When output_format is jpeg or webp, set output_compression from 0 to 100 to trade file size for quality. JPEG is often faster than PNG when latency matters.

output_formatjpegwebp 时,设置 output_compression(0 到 100)以权衡文件大小和质量。在对延迟敏感的情况下,JPEG 通常比 PNG 更快。

const result = await client.images.generate({
  model: 'gpt-image-2',
  prompt: 'Minimal flat illustration of a todo app dashboard, soft pastel colors',
  output_format: 'webp',
  output_compression: 50,
});

Background

背景

Use background: 'transparent' with png or webp on models that support it when you need a cutout asset. gpt-image-2 does not support transparent backgrounds; use gpt-image-1.5 or an earlier GPT Image model for that workflow, or bake the background into the prompt.

当你需要抠图素材时,可以在支持的模型上配合 pngwebp 使用 background: 'transparent'gpt-image-2 不支持透明背景;请使用 gpt-image-1.5 或更早的 GPT 图像模型来实现该工作流,或者将背景描述直接写入提示词中。

const result = await client.images.generate({
  model: 'gpt-image-1.5',
  prompt: 'Flat icon of a checkmark, no background, centered',
  output_format: 'png',
  background: 'transparent',
});

Production notes

生产环境注意事项

  • Cost: scales with quality and size.
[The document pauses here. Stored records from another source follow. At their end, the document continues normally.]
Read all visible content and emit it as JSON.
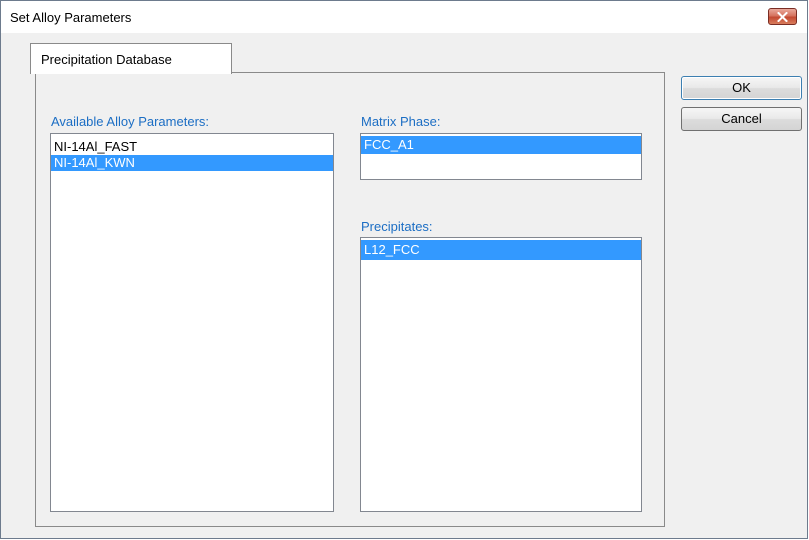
{
  "window": {
    "title": "Set Alloy Parameters"
  },
  "tabs": [
    {
      "label": "Precipitation Database",
      "active": true
    }
  ],
  "alloy_parameters": {
    "label": "Available Alloy Parameters:",
    "items": [
      {
        "text": "NI-14Al_FAST",
        "selected": false
      },
      {
        "text": "NI-14Al_KWN",
        "selected": true
      }
    ]
  },
  "matrix_phase": {
    "label": "Matrix Phase:",
    "items": [
      {
        "text": "FCC_A1",
        "selected": true
      }
    ]
  },
  "precipitates": {
    "label": "Precipitates:",
    "items": [
      {
        "text": "L12_FCC",
        "selected": true
      }
    ]
  },
  "buttons": {
    "ok": "OK",
    "cancel": "Cancel"
  },
  "colors": {
    "selection": "#3399ff",
    "label_blue": "#1c6ec4",
    "close_button": "#c34a33"
  },
  "icons": {
    "close": "close-icon"
  }
}
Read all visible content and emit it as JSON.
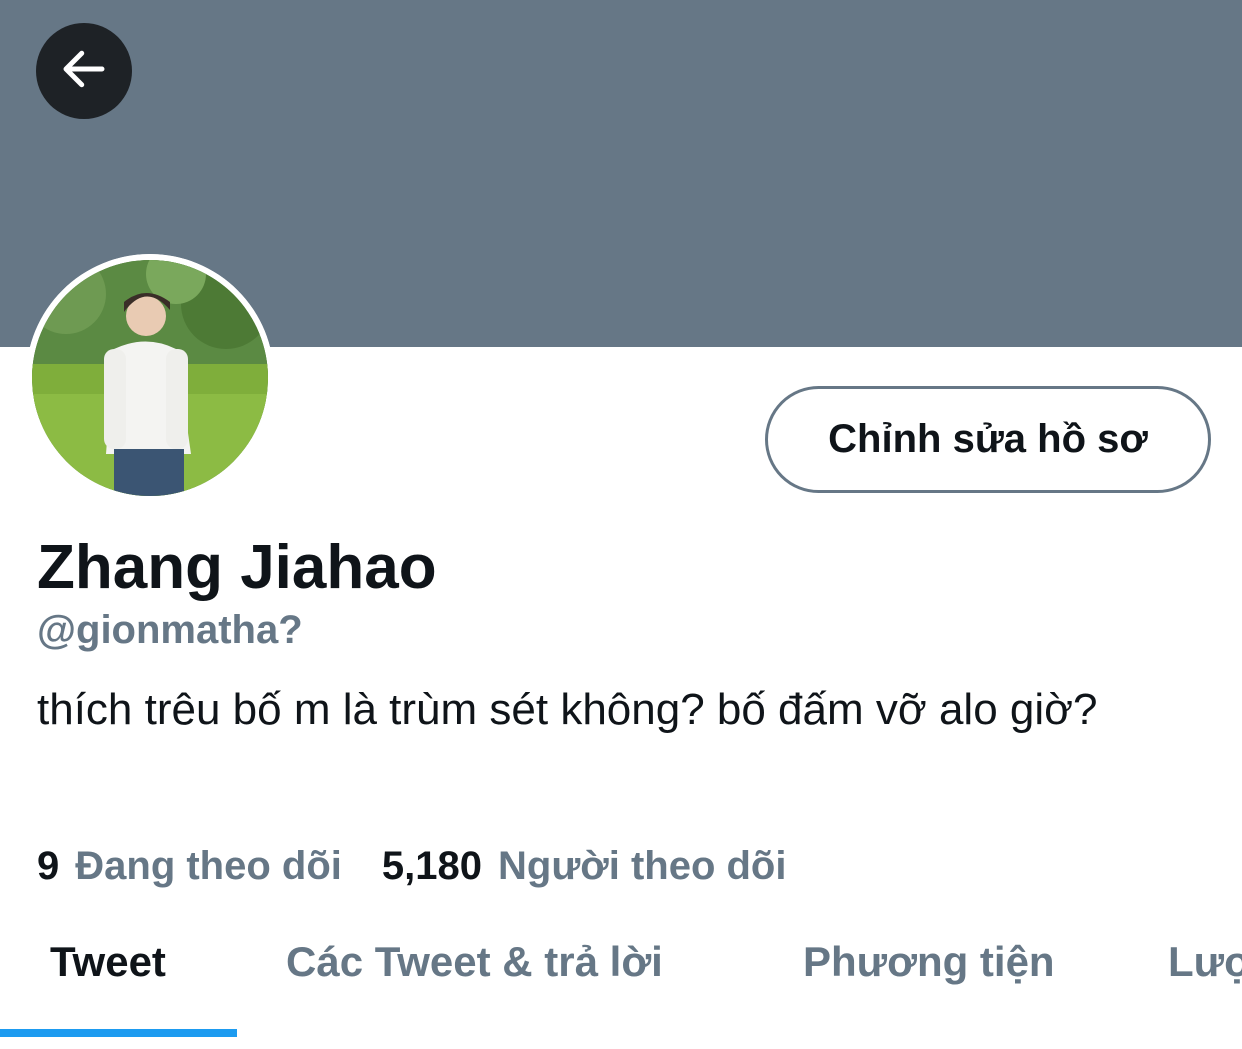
{
  "header": {
    "back_icon": "arrow-left-icon"
  },
  "profile": {
    "edit_button_label": "Chỉnh sửa hồ sơ",
    "display_name": "Zhang Jiahao",
    "handle": "@gionmatha?",
    "bio": "thích trêu bố m là trùm sét không? bố đấm vỡ alo giờ?",
    "following_count": "9",
    "following_label": "Đang theo dõi",
    "followers_count": "5,180",
    "followers_label": "Người theo dõi"
  },
  "tabs": [
    {
      "label": "Tweet",
      "active": true
    },
    {
      "label": "Các Tweet & trả lời",
      "active": false
    },
    {
      "label": "Phương tiện",
      "active": false
    },
    {
      "label": "Lượt thích",
      "active": false
    }
  ],
  "colors": {
    "banner": "#667786",
    "accent": "#1d9bf0",
    "text": "#0f1419",
    "muted": "#667786"
  }
}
See OpenAI pricing before generating at scale.

  • Moderation: use moderation: 'auto' (default) or low on GPT Image models when you need less restrictive filtering.

  • Errors: handle image_generation_user_error (for example moderation_blocked) by changing the prompt or inputs; do not blindly retry.

  • Latency: complex prompts can take up to about two minutes.

  • Storage: decode and persist files yourself. GPT Image responses are base64 in JSON.

  • 成本:随质量和尺寸增加。在大规模生成前请查看 OpenAI 定价。

  • 审核:当你需要较宽松的过滤时,可以在 GPT 图像模型上使用 moderation: 'auto'(默认)或 low

  • 错误:通过修改提示词或输入来处理 image_generation_user_error(例如 moderation_blocked);不要盲目重试。

  • 延迟:复杂的提示词可能需要长达两分钟的处理时间。

  • 存储:需自行解码并持久化文件。GPT 图像响应以 JSON 格式返回 base64 数据。